Okay, so whilst I’m on a roll (and the baby’s asleep and nobody’s telling me to come in from the office):
Bold 9700: Recently upgraded from my Curve 8310 and am loving the 9700. It’s taking a bit of getting used to the new keypad but the screen is very impressive, WiFi is great, I reckon the trackpad is an improvement over the ball, and overall I think it’s a great device.
Another new device is the Garmin GPS my father got me. It’s a nuvi 1390 and although I don’t have a great need for the navigation assistance around Christchurch on a day to day basis, with the recent law change on the use of phones in vehicles the bluetooth connection and phone functionality works really well. I’ve only used a TomTom GPS when in Australia so I’m not an expert on GPS units, but the ease of use, software integration, and look and feel of the Garmin will have me recommending it to anyone who’s interested.

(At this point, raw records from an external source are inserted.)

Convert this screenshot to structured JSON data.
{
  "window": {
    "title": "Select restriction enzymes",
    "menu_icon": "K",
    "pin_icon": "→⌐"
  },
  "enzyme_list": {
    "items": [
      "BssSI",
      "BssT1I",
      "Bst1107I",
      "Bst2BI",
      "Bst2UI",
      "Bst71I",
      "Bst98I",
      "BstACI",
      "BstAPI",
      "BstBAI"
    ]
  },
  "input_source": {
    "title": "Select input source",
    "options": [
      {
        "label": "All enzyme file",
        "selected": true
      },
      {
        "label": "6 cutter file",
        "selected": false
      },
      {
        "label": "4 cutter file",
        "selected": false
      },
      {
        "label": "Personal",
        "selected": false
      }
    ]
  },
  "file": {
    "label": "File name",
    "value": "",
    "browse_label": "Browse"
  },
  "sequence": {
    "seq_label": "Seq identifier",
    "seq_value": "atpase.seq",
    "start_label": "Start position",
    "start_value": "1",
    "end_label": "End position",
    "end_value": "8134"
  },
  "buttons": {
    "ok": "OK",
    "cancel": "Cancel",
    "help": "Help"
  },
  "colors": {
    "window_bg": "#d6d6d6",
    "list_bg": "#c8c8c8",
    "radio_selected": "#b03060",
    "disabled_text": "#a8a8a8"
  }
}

I’ve been going through a bit of a nightmare with DAOS at a client site over the past week. Over Christmas the mail server started generating a whole bunch of “nsf directory manager pool is full” errors, but we couldn’t reboot the server as the customer has a change freeze over the holiday period so we had to wait until that ended. So when that lifted the weekend before last I connected in and rebooted the server and after it came back up again initiated the upgrade of the ODS of the mail archive databases. The archives are on a separate server to Domino so when the server was upgraded late last year we left the archive databases to last whilst we fine tuned everything else. What I didn’t realise at the time was that the archive databases all had the DAOS setting enabled and the ODS upgrade kicked off DAOS in the background, but this became rapidly obvious when I got a frantic call to say that the server was losing 100Mb/minute of available disk space. The archives are on a separate server, the DAOS files aren’t! The organisation’s primary mail server dropped to 6Gb of available disk space and daily email consumption is just over 1Gb of disk space!

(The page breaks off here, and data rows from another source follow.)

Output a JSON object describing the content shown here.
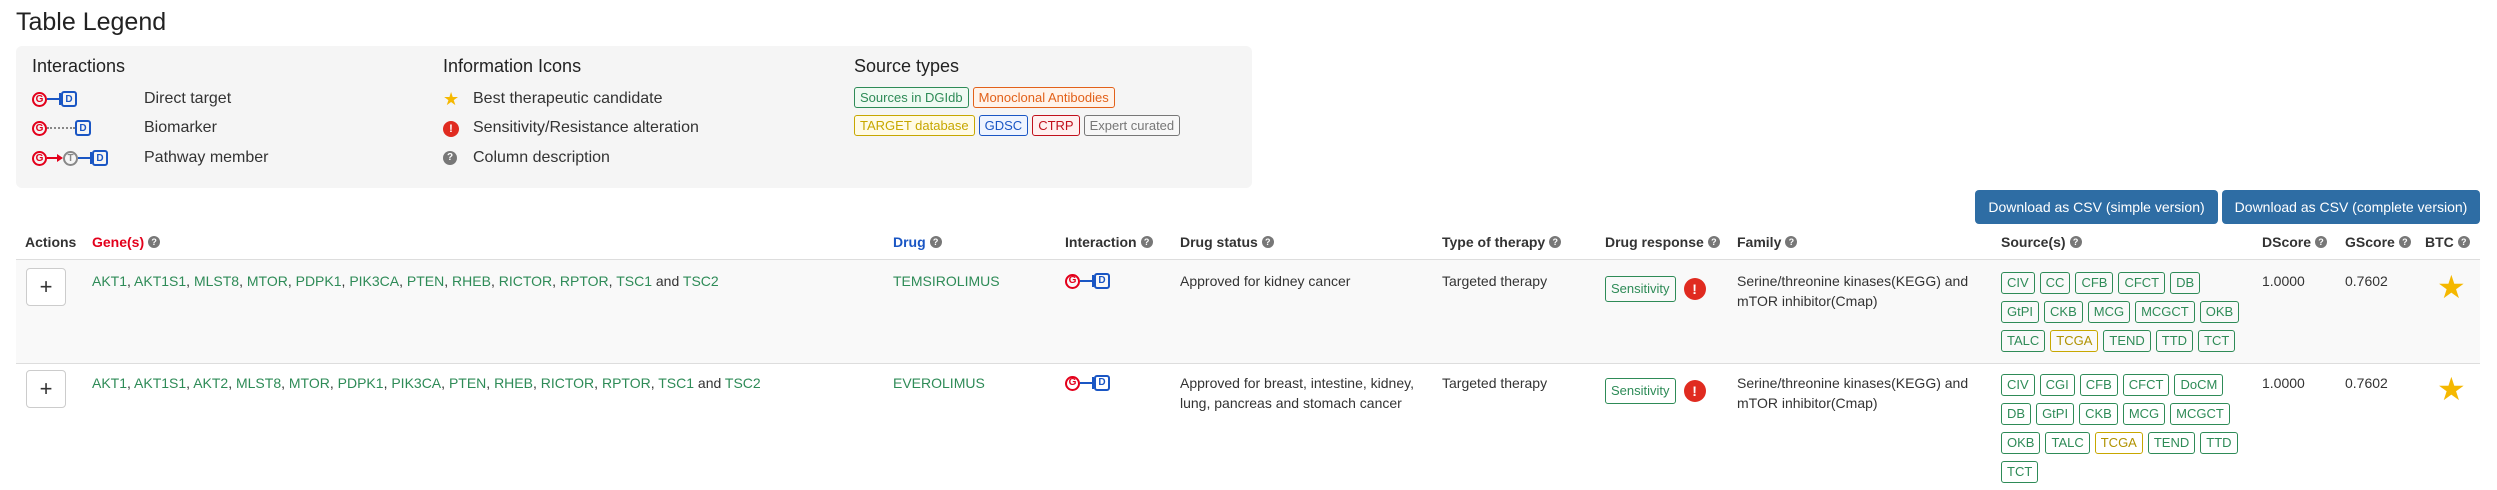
{
  "title": "Table Legend",
  "legend": {
    "interactions": {
      "heading": "Interactions",
      "items": [
        "Direct target",
        "Biomarker",
        "Pathway member"
      ]
    },
    "info_icons": {
      "heading": "Information Icons",
      "items": [
        "Best therapeutic candidate",
        "Sensitivity/Resistance alteration",
        "Column description"
      ]
    },
    "source_types": {
      "heading": "Source types",
      "row1": [
        {
          "label": "Sources in DGIdb",
          "color": "#2e8b57",
          "bg": "#f0faf3"
        },
        {
          "label": "Monoclonal Antibodies",
          "color": "#e2611a",
          "bg": "#fff3ea"
        }
      ],
      "row2": [
        {
          "label": "TARGET database",
          "color": "#c7a700",
          "bg": "#fffbe6"
        },
        {
          "label": "GDSC",
          "color": "#1a56c4",
          "bg": "#eef4ff"
        },
        {
          "label": "CTRP",
          "color": "#c0101c",
          "bg": "#fff0f0"
        },
        {
          "label": "Expert curated",
          "color": "#777777",
          "bg": "#f7f7f7"
        }
      ]
    }
  },
  "buttons": {
    "csv_simple": "Download as CSV (simple version)",
    "csv_complete": "Download as CSV (complete version)"
  },
  "columns": {
    "actions": "Actions",
    "genes": "Gene(s)",
    "drug": "Drug",
    "interaction": "Interaction",
    "drug_status": "Drug status",
    "type_of_therapy": "Type of therapy",
    "drug_response": "Drug response",
    "family": "Family",
    "sources": "Source(s)",
    "dscore": "DScore",
    "gscore": "GScore",
    "btc": "BTC"
  },
  "rows": [
    {
      "genes": [
        "AKT1",
        "AKT1S1",
        "MLST8",
        "MTOR",
        "PDPK1",
        "PIK3CA",
        "PTEN",
        "RHEB",
        "RICTOR",
        "RPTOR",
        "TSC1"
      ],
      "genes_last": "TSC2",
      "and_word": "and",
      "drug": "TEMSIROLIMUS",
      "status": "Approved for kidney cancer",
      "therapy": "Targeted therapy",
      "response": "Sensitivity",
      "family": "Serine/threonine kinases(KEGG) and mTOR inhibitor(Cmap)",
      "sources": [
        "CIV",
        "CC",
        "CFB",
        "CFCT",
        "DB",
        "GtPI",
        "CKB",
        "MCG",
        "MCGCT",
        "OKB",
        "TALC",
        "TCGA",
        "TEND",
        "TTD",
        "TCT"
      ],
      "dscore": "1.0000",
      "gscore": "0.7602"
    },
    {
      "genes": [
        "AKT1",
        "AKT1S1",
        "AKT2",
        "MLST8",
        "MTOR",
        "PDPK1",
        "PIK3CA",
        "PTEN",
        "RHEB",
        "RICTOR",
        "RPTOR",
        "TSC1"
      ],
      "genes_last": "TSC2",
      "and_word": "and",
      "drug": "EVEROLIMUS",
      "status": "Approved for breast, intestine, kidney, lung, pancreas and stomach cancer",
      "therapy": "Targeted therapy",
      "response": "Sensitivity",
      "family": "Serine/threonine kinases(KEGG) and mTOR inhibitor(Cmap)",
      "sources": [
        "CIV",
        "CGI",
        "CFB",
        "CFCT",
        "DoCM",
        "DB",
        "GtPI",
        "CKB",
        "MCG",
        "MCGCT",
        "OKB",
        "TALC",
        "TCGA",
        "TEND",
        "TTD",
        "TCT"
      ],
      "dscore": "1.0000",
      "gscore": "0.7602"
    }
  ],
  "glyphs": {
    "G": "G",
    "D": "D",
    "T": "T",
    "excl": "!",
    "qm": "?",
    "plus": "+",
    "star": "★"
  },
  "colors": {
    "gene_header": "#e3001b",
    "drug_header": "#1a56c4",
    "link_green": "#2e8b57",
    "button_blue": "#2e6da4"
  }
}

Easy fix I thought, stop the compact process, restart it with the “daos -off” option and when all the attachments are back in the archive databases, prune DAOS to just the other side of the backup. Not so easy, every time the prune tried to run it would stop because the DAOS catalog wasn’t synchronized, even if we had just “successfully” completed a three and a half hour resync and daosmgr reported that the catalog state was synchronized! IBM support helped and running a log analysis on “DAOS object count” identified a bunch of mail databases to run fixup against, but three and a half hours later the prune task fell over after only running for a minute so we’ve got a corrupted DAOS catalog. The only fix for that is to shut down Domino, rename/remove the catalog and cfg databases, restart Domino and run another resync. That’s tomorrow (Sat) night taken care of, if I pick up any more tips I’ll post them in here.

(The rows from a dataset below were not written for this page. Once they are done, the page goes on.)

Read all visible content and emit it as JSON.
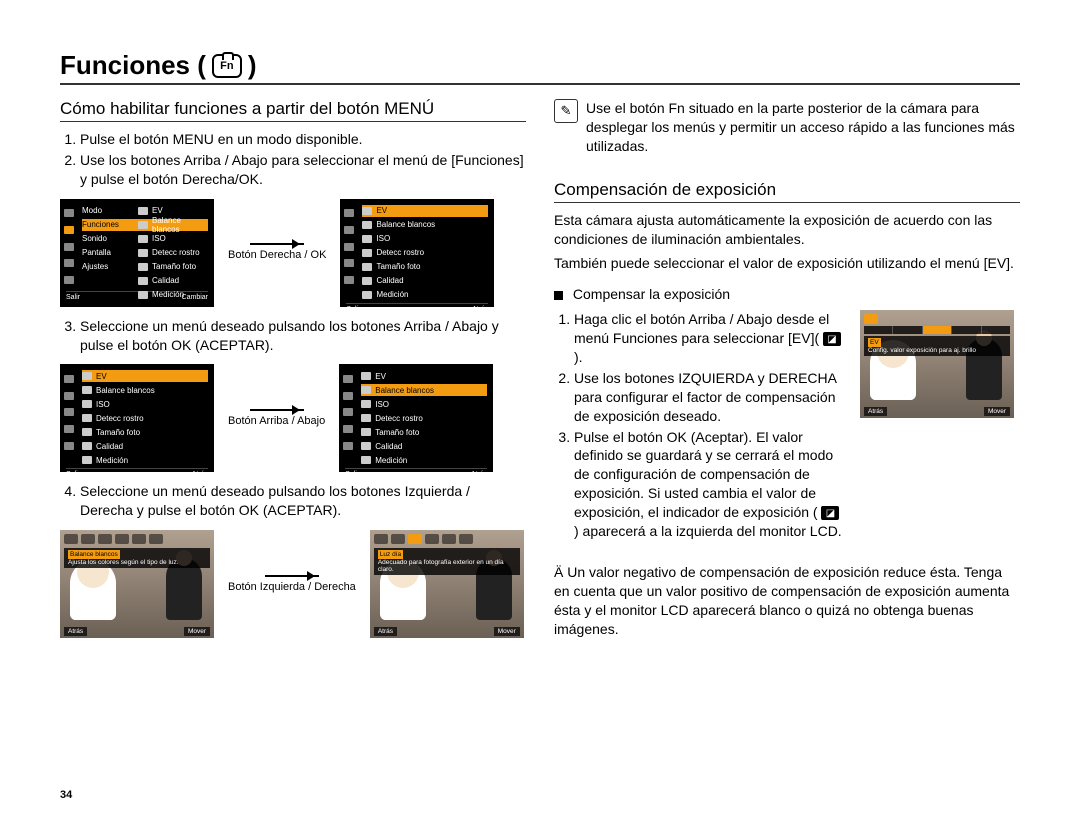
{
  "title": "Funciones (",
  "title_close": ")",
  "page_number": "34",
  "left": {
    "heading": "Cómo habilitar funciones a partir del botón MENÚ",
    "step1": "Pulse el botón MENU en un modo disponible.",
    "step2": "Use los botones Arriba / Abajo para seleccionar el menú de [Funciones] y pulse el botón Derecha/OK.",
    "btn_derecha": "Botón Derecha / OK",
    "step3": "Seleccione un menú deseado pulsando los botones Arriba / Abajo y pulse el botón OK (ACEPTAR).",
    "btn_arriba": "Botón Arriba / Abajo",
    "step4": "Seleccione un menú deseado pulsando los botones Izquierda / Derecha y pulse el botón OK (ACEPTAR).",
    "btn_izq": "Botón Izquierda / Derecha",
    "menu": {
      "modo": "Modo",
      "funciones": "Funciones",
      "sonido": "Sonido",
      "pantalla": "Pantalla",
      "ajustes": "Ajustes",
      "ev": "EV",
      "balance": "Balance blancos",
      "iso": "ISO",
      "detecc": "Detecc rostro",
      "tamano": "Tamaño foto",
      "calidad": "Calidad",
      "medicion": "Medición",
      "salir": "Salir",
      "cambiar": "Cambiar",
      "atras": "Atrás",
      "mover": "Mover",
      "luzdia": "Luz día",
      "wb_desc": "Ajusta los colores según el tipo de luz.",
      "luz_desc": "Adecuado para fotografía exterior en un día claro."
    }
  },
  "right": {
    "tip": "Use el botón Fn situado en la parte posterior de la cámara para desplegar los menús y permitir un acceso rápido a las funciones más utilizadas.",
    "heading": "Compensación de exposición",
    "p1": "Esta cámara ajusta automáticamente la exposición de acuerdo con las condiciones de iluminación ambientales.",
    "p2": "También puede seleccionar el valor de exposición utilizando el menú [EV].",
    "bullet": "Compensar la exposición",
    "s1": "Haga clic el botón Arriba / Abajo desde el menú Funciones para seleccionar [EV](",
    "s1_close": ").",
    "s2": "Use los botones IZQUIERDA y DERECHA para configurar el factor de compensación de exposición deseado.",
    "s3": "Pulse el botón OK (Aceptar). El valor definido se guardará y se cerrará el modo de configuración de compensación de exposición. Si usted cambia el valor de exposición, el indicador de exposición (",
    "s3_close": ")  aparecerá a la izquierda del monitor LCD.",
    "ev_screen": {
      "ev": "EV",
      "caption": "Config. valor exposición para aj. brillo",
      "atras": "Atrás",
      "mover": "Mover"
    },
    "note": "Ä Un valor negativo de compensación de exposición reduce ésta. Tenga en cuenta que un valor positivo de compensación de exposición aumenta ésta y el monitor LCD aparecerá blanco o quizá no obtenga buenas imágenes."
  }
}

And just to finish off in case this is the last post I make for another 6 months, I really recommend “Blink”, another great book by Malcolm Gladwell:
It’s a book about rapid cognition, about the kind of thinking that happens in a blink of an eye. When you meet someone for the first time, or walk into a house you are thinking of buying, or read the first few sentences of a book, your mind takes about two seconds to jump to a series of conclusions. Well, “Blink” is a book about those two seconds, because I think those instant conclusions that we reach are really powerful and really important and, occasionally, really good.
He describes this ability as “thin-slicing” and as per Wikipedia:
Gladwell gives a wide range of examples of thin-slicing in contexts such as gambling, speed dating, tennis, military war games, the movies, malpractice suits, popular music, and predicting divorce.
There’s plenty of info about it on gladwell dot com and Wikipedia so I won’t repeat it here, but I found it to be a fascinating book, easy to read, and some of the examples he gives are really eye-opening.
Time to head inside and see if I’m still entitled to dinner.